A door to a stairwell leads to another choice, up or down. “Come on, we’ll go home.” you exhale and start to move downwards, but curiosity gets the better of me, and with a couple of smooth steps, I move upwards. My gaze sweeps over a dark wooden floor that, like an undiscovered moon, stretches out over the top floor of the factory. The walls are large dark glass windows from floor to ceiling, and Reimersholme and Hornstull paint the familiar silhouette of Södermalm outside; beneath us, the paint factory sleeps, and we find ourselves in her dreams.
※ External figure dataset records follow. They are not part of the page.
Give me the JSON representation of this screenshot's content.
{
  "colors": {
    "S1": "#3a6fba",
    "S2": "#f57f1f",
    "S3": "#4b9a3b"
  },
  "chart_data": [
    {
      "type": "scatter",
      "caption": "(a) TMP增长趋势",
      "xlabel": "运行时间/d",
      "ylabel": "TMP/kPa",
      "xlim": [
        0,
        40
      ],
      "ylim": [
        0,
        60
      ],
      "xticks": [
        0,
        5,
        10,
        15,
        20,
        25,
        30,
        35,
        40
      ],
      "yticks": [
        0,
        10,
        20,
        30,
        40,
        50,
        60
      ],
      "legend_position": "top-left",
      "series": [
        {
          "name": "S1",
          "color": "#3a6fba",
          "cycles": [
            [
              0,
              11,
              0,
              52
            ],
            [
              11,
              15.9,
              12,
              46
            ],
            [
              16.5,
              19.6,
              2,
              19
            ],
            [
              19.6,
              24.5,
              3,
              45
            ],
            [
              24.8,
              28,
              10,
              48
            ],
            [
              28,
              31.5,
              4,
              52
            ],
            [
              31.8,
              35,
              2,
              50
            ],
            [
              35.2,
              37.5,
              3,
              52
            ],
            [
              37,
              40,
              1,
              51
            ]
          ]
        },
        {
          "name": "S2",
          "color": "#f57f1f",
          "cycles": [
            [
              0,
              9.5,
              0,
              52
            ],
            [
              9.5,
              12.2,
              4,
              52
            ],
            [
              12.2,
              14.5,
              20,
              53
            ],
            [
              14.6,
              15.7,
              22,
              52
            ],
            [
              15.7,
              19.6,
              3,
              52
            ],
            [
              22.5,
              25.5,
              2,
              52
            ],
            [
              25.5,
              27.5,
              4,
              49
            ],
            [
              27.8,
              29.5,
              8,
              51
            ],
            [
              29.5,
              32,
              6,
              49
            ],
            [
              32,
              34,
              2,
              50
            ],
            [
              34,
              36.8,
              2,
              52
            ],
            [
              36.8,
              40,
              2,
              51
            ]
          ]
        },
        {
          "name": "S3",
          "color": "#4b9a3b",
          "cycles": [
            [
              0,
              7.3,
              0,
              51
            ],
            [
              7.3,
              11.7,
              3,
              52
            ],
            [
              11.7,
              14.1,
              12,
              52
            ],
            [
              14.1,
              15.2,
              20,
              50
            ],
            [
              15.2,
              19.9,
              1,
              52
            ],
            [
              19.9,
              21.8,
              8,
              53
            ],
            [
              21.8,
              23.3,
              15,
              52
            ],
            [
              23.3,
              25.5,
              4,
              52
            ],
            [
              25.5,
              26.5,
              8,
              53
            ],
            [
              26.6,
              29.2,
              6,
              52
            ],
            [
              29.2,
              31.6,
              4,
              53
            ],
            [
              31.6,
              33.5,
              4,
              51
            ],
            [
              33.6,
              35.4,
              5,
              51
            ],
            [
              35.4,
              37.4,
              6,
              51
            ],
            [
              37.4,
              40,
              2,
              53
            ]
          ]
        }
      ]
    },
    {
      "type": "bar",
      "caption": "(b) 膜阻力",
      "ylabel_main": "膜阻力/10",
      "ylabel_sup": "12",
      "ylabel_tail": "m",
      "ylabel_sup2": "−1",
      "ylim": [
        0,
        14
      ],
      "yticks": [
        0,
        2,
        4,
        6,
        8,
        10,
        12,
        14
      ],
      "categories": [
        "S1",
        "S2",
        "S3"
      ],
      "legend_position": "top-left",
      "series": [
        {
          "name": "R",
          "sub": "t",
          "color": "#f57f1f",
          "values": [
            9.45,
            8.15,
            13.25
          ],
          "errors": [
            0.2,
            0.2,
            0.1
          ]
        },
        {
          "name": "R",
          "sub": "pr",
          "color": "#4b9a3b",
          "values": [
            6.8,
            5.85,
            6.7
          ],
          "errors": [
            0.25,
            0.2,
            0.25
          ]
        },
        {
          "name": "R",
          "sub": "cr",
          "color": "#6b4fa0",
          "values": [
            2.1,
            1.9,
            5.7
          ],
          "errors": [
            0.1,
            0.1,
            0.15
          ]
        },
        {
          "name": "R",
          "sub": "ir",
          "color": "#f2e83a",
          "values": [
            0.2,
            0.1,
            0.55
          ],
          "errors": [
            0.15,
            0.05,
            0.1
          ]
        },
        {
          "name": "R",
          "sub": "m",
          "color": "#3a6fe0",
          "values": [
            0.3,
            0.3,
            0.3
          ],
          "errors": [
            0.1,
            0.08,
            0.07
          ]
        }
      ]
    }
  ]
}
Then, out of nowhere, the melody of Johann Strauss’ Blue Danube waltz arises within me. The first three notes grow from the chest and are sung out into the space of the hall. You know, the classic space shuttle docking dramatised in Stanley Kubrick’s 2001: A Space Odyssey. Followed by three long-running steps and a weightless jump over the wooden floor. Your laughter rings from the top of the stairs when you look at me. Singing, my body runs further across the floor, encircling you closer and closer until we face the black windows. The night chill cools my sweaty back, which mists the thick glass pane when the muscles are pressed against it. Finally, the singing subsides into a communal hum as you land in my arms. Outside, the chattering voices of the last visitors can still be heard as we make love to Strauss’ closing string fanfare.